Dossier : 98-2823-IT-I

ENTRE :

JAYANT RADIA,

appelant,

et

SA MAJESTÉ LA REINE,

intimée.

Motifs du jugement

Le juge Bowie, C.C.I.

[1] Dans sa déclaration produite en vertu de la Loi de l'impôt sur le revenu (la Loi) pour l'année d'imposition 1996, l'appelant a réclamé des crédits d'impôt non remboursables pour personnes handicapées à l'égard de son épouse et de son fils. Lors de l'audition qui s'est déroulée devant moi, l'appelant a abandonné la réclamation relative à son fils mais a maintenu celle relative à son épouse.

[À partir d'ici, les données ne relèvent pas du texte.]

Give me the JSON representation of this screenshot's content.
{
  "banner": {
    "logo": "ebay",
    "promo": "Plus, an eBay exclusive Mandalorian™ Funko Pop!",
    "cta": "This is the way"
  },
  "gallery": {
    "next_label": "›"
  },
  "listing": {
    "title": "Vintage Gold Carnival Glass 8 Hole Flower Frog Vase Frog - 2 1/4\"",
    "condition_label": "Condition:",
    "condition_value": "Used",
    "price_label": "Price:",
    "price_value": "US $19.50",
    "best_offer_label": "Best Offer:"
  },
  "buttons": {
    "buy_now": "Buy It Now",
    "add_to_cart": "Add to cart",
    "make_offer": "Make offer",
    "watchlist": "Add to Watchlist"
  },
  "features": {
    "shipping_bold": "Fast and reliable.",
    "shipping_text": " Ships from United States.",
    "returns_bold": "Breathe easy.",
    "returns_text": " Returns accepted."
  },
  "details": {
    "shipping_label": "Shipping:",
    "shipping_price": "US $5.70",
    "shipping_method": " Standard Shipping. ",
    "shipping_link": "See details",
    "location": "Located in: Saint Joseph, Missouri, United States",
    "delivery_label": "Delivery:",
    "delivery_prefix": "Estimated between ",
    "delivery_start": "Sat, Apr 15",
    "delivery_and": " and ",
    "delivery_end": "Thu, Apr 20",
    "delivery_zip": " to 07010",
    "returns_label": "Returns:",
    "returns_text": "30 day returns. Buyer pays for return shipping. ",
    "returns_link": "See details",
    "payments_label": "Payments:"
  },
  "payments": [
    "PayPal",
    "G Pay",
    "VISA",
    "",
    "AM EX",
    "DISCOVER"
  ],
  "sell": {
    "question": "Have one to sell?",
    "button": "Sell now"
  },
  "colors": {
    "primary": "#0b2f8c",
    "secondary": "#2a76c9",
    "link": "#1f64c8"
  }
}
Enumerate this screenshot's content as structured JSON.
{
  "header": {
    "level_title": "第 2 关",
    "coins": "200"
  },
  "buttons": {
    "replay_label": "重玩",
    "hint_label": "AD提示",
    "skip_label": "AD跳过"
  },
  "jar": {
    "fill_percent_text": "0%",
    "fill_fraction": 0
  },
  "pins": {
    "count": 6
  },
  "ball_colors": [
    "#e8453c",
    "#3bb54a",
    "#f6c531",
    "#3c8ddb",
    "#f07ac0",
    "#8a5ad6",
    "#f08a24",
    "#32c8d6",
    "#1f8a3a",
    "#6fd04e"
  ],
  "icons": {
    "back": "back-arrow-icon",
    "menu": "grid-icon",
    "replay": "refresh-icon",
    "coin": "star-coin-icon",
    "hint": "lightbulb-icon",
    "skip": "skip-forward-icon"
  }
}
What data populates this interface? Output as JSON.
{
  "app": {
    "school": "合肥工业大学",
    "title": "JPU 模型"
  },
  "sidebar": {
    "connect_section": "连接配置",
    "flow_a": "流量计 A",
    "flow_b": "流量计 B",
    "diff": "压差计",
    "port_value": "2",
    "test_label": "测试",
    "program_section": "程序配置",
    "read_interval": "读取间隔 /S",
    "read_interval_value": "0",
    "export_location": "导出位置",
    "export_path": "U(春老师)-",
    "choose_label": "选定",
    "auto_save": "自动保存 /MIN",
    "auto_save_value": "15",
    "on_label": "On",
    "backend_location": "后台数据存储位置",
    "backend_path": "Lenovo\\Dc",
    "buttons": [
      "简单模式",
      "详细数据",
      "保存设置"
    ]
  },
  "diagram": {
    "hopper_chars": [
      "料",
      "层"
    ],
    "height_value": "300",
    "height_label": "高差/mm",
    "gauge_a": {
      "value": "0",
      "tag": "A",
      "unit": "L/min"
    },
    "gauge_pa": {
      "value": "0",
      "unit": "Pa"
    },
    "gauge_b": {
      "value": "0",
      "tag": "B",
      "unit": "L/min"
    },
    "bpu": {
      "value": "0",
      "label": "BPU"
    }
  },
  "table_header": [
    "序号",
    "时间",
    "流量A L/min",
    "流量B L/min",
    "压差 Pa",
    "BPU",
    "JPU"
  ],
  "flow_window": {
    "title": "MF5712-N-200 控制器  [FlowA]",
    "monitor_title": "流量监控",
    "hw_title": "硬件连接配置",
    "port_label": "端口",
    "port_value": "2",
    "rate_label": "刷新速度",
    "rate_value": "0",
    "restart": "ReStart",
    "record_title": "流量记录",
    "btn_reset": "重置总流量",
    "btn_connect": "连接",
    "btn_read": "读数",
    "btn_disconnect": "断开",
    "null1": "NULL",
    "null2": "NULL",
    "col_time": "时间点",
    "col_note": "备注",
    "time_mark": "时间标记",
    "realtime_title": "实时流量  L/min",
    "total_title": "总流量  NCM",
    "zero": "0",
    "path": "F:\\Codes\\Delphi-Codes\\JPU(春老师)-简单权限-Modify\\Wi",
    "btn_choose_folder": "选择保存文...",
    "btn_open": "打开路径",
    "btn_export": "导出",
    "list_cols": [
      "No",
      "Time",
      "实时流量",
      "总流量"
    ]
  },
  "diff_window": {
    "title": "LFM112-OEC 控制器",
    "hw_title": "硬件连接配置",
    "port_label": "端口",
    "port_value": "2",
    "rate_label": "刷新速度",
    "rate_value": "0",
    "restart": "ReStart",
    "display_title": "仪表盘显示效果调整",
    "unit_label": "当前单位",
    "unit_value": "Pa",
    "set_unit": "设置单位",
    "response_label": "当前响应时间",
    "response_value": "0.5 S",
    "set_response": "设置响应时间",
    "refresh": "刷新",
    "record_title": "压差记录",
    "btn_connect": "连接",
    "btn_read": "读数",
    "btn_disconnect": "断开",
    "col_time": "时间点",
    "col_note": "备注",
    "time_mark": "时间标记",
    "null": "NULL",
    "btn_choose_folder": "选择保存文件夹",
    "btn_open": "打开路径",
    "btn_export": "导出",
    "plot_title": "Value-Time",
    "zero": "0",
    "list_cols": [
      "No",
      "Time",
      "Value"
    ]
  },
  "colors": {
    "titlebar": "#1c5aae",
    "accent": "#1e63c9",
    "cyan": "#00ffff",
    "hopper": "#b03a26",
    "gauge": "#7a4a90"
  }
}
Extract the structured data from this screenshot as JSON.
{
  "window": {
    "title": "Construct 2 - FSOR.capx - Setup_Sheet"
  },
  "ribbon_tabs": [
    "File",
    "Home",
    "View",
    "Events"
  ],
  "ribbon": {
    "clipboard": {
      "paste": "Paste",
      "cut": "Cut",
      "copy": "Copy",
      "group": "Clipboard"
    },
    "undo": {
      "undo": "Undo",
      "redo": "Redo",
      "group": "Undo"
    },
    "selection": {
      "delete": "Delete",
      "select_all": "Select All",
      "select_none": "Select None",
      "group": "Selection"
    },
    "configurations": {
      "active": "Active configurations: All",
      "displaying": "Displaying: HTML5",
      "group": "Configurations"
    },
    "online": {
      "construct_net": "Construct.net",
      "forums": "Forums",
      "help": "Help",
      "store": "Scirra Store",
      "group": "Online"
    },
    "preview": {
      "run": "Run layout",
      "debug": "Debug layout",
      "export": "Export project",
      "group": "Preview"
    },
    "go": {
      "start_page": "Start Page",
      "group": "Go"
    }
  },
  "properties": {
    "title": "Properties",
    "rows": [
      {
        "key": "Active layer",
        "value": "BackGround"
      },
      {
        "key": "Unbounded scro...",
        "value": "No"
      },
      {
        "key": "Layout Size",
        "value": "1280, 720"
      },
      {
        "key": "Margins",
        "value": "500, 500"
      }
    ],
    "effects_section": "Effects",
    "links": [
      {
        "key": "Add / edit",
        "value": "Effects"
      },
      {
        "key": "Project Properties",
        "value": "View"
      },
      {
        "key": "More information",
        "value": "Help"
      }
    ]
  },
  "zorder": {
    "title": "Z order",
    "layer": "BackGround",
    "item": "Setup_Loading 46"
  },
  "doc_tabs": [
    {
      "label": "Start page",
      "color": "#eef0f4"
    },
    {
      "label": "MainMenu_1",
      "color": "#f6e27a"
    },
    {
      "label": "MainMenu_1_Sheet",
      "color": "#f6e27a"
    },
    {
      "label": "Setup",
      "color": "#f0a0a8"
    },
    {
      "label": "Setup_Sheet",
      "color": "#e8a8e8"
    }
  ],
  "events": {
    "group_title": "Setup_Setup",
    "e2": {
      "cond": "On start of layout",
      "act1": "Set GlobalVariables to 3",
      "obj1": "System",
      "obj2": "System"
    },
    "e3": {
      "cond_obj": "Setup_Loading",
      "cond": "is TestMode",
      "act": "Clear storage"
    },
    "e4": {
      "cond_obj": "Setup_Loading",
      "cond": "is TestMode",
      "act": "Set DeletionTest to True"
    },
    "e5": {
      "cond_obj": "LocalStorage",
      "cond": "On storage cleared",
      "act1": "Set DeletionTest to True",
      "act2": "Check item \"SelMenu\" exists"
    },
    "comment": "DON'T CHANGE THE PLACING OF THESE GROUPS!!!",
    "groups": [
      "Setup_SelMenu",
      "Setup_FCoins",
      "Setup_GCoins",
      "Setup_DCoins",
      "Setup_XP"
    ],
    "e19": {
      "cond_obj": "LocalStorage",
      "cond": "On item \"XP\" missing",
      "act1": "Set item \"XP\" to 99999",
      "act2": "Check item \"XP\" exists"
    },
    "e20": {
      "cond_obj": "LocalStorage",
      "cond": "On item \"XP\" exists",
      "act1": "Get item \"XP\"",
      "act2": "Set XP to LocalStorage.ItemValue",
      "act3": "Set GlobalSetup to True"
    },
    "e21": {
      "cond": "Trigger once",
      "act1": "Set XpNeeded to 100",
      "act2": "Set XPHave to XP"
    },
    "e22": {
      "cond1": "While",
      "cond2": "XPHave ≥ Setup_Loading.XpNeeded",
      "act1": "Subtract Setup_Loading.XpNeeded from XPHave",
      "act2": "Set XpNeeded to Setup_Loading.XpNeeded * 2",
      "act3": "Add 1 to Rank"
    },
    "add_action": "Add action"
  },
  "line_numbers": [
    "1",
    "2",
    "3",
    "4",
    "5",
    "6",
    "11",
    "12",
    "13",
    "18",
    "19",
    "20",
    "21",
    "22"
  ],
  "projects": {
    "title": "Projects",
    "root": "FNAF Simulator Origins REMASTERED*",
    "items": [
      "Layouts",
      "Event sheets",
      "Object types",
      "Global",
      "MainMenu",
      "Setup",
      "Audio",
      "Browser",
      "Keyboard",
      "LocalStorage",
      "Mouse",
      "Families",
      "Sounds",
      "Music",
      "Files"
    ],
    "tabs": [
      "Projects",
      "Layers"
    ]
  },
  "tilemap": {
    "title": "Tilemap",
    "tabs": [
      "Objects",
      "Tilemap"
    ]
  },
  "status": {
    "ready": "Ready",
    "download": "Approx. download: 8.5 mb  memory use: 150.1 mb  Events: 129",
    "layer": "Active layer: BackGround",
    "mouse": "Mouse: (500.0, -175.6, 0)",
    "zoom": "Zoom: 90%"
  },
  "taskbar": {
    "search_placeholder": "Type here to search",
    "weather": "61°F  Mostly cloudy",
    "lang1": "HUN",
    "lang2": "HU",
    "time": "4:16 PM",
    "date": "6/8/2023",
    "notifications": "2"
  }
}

L'intimée ne conteste pas le fait que l'appelant aurait le droit de se faire transférer le plein montant du crédit relatif à son épouse en vertu de l'article 118.8,puisque celle-ci ne doit aucun impôt sur le revenu pour l'année d'imposition visée.

[2] Aux termes de l'article 118.3 de la Loi, on n'a droit au crédit d'impôt pour personnes handicapées prévu par cet article que si, entre autres, il y a production d'une attestation satisfaisante de la déficience, sur un formulaire prescrit rempli par un médecin. La pratique du ministre du Revenu national veut néanmoins que, lorsqu'une déficience permanente a été établie une première fois, le contribuable n'ait plus à produire le formulaire prescrit chaque année, à moins qu'il n'y ait un changement dans la situation du particulier visé ou que le ministre ne demande expressément la production de ce formulaire[1]. L'épouse de l'appelant souffre de schizophrénie depuis au moins 1988. Un certificat médical satisfaisant produit pour l'année d'imposition 1988 établissait que sa déficience mentale répondait aux exigences des articles 118.3 et 118.4. Conformément à la pratique établie, l'appelant a bénéficié du crédit d'impôt pour l'année d'imposition 1988, et annuellement par la suite jusqu'en 1995, sans avoir à produire un nouveau certificat chaque année. Le ministre lui a toutefois demandé de produire un nouveau certificat pour l'année d'imposition 1996 et, comme il ne l'a pas fait, le crédit d'impôt lui a été refusé.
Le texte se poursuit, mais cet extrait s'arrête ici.